Down my local high street I tried to get some plaster of paris, but could only find fine finishing plaster. Some of the internet said it would work. The rest, no so much. But I only take on information that matched my worldview, so went for it.

Here’s the plan:

  1. Plaster in paper cups so they are stiff enough to cast.
  2. PVA on the cups and a thin clay strip to reinforce the underside of the rim.
  3. Make a 2 part mould with openings in the top that will let me pour slip in.
  4. Make slip by stirring up all my clay offcuts in water.
  5. Dry mould
  6. Secure mould with band, pour in slip and leave to set a little.

My slip was a little runny/thin so it took a while to build up a thick enough skin. Before I started casting, the mould broke into 4 bits, but good enough for a test. Anyhow, 2 casts, one survived, proved that it will work in principle. Moulds in the bin! Amazon order placed.

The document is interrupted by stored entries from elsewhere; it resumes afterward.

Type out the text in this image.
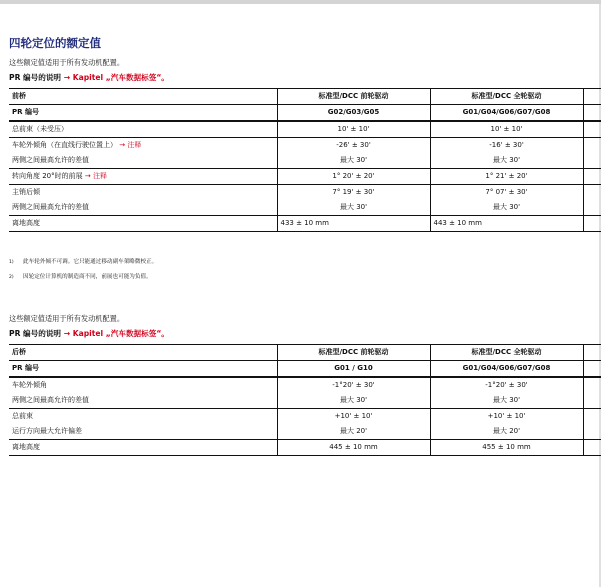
四轮定位的额定值

这些额定值适用于所有发动机配置。

PR 编号的说明 → Kapitel „汽车数据标签“。

前桥	标准型/DCC 前轮驱动	标准型/DCC 全轮驱动	
PR 编号	G02/G03/G05	G01/G04/G06/G07/G08	
总前束（未受压）	10' ± 10'	10' ± 10'	
车轮外倾角（在直线行驶位置上） → 注释	-26' ± 30'	-16' ± 30'	
两侧之间最高允许的差值	最大 30'	最大 30'	
转向角度 20°时的前展 → 注释	1° 20' ± 20'	1° 21' ± 20'	
主销后倾	7° 19' ± 30'	7° 07' ± 30'	
两侧之间最高允许的差值	最大 30'	最大 30'	
离地高度	433 ± 10 mm	443 ± 10 mm	

$^{1)}$ 此车轮外倾不可调。它只能通过移动副车架略微校正。

$^{2)}$ 因轮定位计算机的制造商不同，前展也可能为负值。

这些额定值适用于所有发动机配置。

PR 编号的说明 → Kapitel „汽车数据标签“。

后桥	标准型/DCC 前轮驱动	标准型/DCC 全轮驱动	
PR 编号	G01 / G10	G01/G04/G06/G07/G08	
车轮外倾角	-1°20' ± 30'	-1°20' ± 30'	
两侧之间最高允许的差值	最大 30'	最大 30'	
总前束	+10' ± 10'	+10' ± 10'	
运行方向最大允许偏差	最大 20'	最大 20'	
离地高度	445 ± 10 mm	455 ± 10 mm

Version 2: Bigger and better. Not really.

Decided that a one-part mould would also work I followed the same steps above with the plan to chip out the plaster from the cups. Chipping out the plaster took ages and damaged the walls. FAIL! And there was a bubble. In the bin!

Version 3: Softly-Softly.

So the next idea was to fill the cups with expanding foam that I have. This will make them hold their shape under the plaster, but be soft enough to pull out. Lovely, all so good. But then as I’m pouring the plaster I realise they are full of air and will rise up in the plaster. They rose up. Back to the drawing board? Nah, just hold them down for a bit and hope for the best.

Wahoo!! They come out perfectly, left a lovely impression and no bubbles. Brilliant. Really excited.